The Microsoft Windows graphics subsystem is a huge and complex subsystem that contains some extremely important components such as the font engine, window manager, graphics device interface and more. In recent years, we have seen several nice kernel exploits such as CVE-2015-2455 (TTF), CVE-2016-0173 (Surface), CVE-2017-8465 (Cursor) and it’s clear that Microsoft is constantly increasing the mitigations for the Windows kernel.
About a year and a half ago, Tencent ZhanluLab started to look into the Windows graphics subsystem for sandbox escapes and to date we have discovered 15+ kernel vulnerabilities and successfully exploited Windows 10 from the Edge sandbox several times. This talk will be divided into two parts.
In the first part, we will explain in detail how we analyze the graphics subsystem in depth and discuss several special attack vectors we have found.

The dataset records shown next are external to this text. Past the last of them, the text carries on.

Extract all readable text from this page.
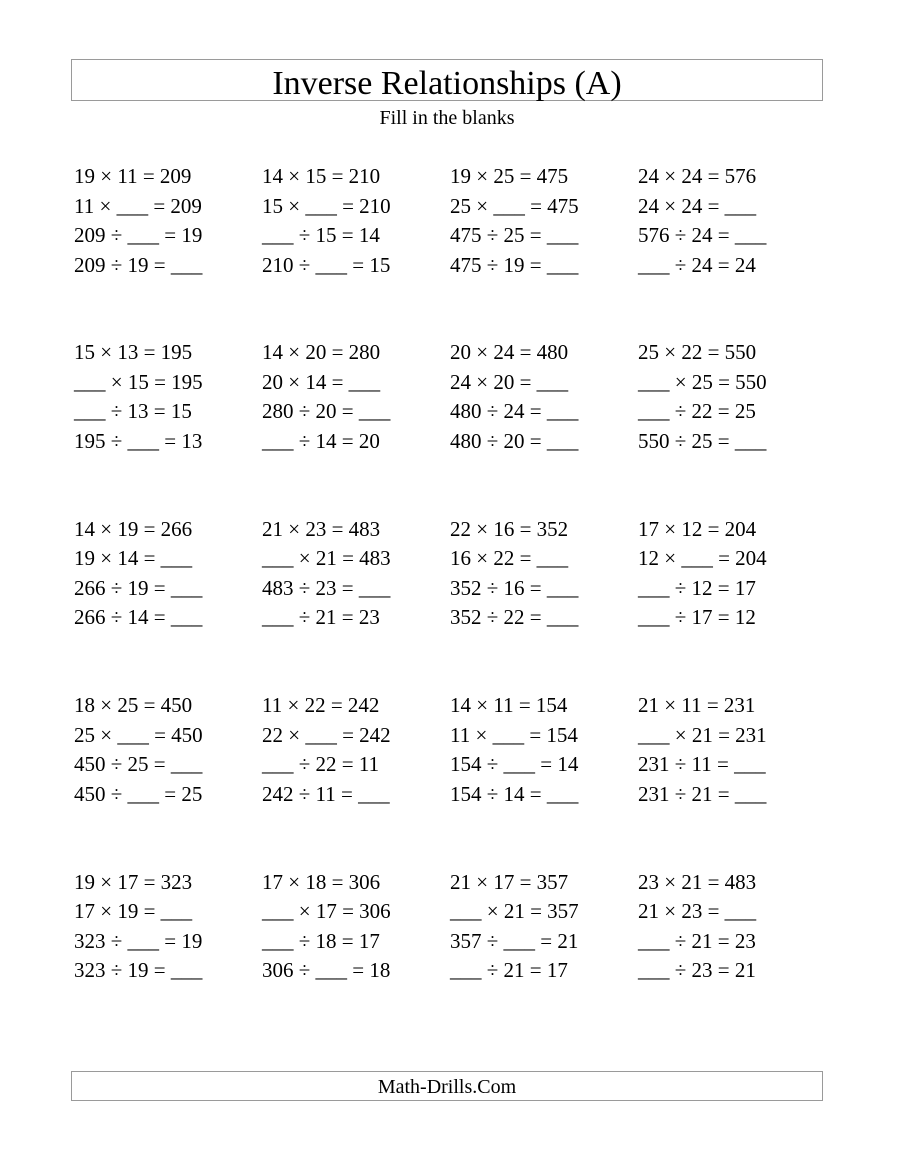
Inverse Relationships (A)
Fill in the blanks
19 × 11 = 209
11 × ___ = 209
209 ÷ ___ = 19
209 ÷ 19 = ___
14 × 15 = 210
15 × ___ = 210
___ ÷ 15 = 14
210 ÷ ___ = 15
19 × 25 = 475
25 × ___ = 475
475 ÷ 25 = ___
475 ÷ 19 = ___
24 × 24 = 576
24 × 24 = ___
576 ÷ 24 = ___
___ ÷ 24 = 24
15 × 13 = 195
___ × 15 = 195
___ ÷ 13 = 15
195 ÷ ___ = 13
14 × 20 = 280
20 × 14 = ___
280 ÷ 20 = ___
___ ÷ 14 = 20
20 × 24 = 480
24 × 20 = ___
480 ÷ 24 = ___
480 ÷ 20 = ___
25 × 22 = 550
___ × 25 = 550
___ ÷ 22 = 25
550 ÷ 25 = ___
14 × 19 = 266
19 × 14 = ___
266 ÷ 19 = ___
266 ÷ 14 = ___
21 × 23 = 483
___ × 21 = 483
483 ÷ 23 = ___
___ ÷ 21 = 23
22 × 16 = 352
16 × 22 = ___
352 ÷ 16 = ___
352 ÷ 22 = ___
17 × 12 = 204
12 × ___ = 204
___ ÷ 12 = 17
___ ÷ 17 = 12
18 × 25 = 450
25 × ___ = 450
450 ÷ 25 = ___
450 ÷ ___ = 25
11 × 22 = 242
22 × ___ = 242
___ ÷ 22 = 11
242 ÷ 11 = ___
14 × 11 = 154
11 × ___ = 154
154 ÷ ___ = 14
154 ÷ 14 = ___
21 × 11 = 231
___ × 21 = 231
231 ÷ 11 = ___
231 ÷ 21 = ___
19 × 17 = 323
17 × 19 = ___
323 ÷ ___ = 19
323 ÷ 19 = ___
17 × 18 = 306
___ × 17 = 306
___ ÷ 18 = 17
306 ÷ ___ = 18
21 × 17 = 357
___ × 21 = 357
357 ÷ ___ = 21
___ ÷ 21 = 17
23 × 21 = 483
21 × 23 = ___
___ ÷ 21 = 23
___ ÷ 23 = 21
Math-Drills.Com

In the second part, will discuss the syscall filter mechanism of the Edge sandbox and introduce three methods to escape from the sandbox to SYSTEM from the Edge content process. These include:
1. Analyzing object actions from the unfiltered syscall functions
2. Abusing a bug in the Chakra engine to bypass syscall filters
3. Fuzzing the DxgkInterface functions
We have written full exploits for each method and the details of these vulnerabilities will also be disclosed in the presentation.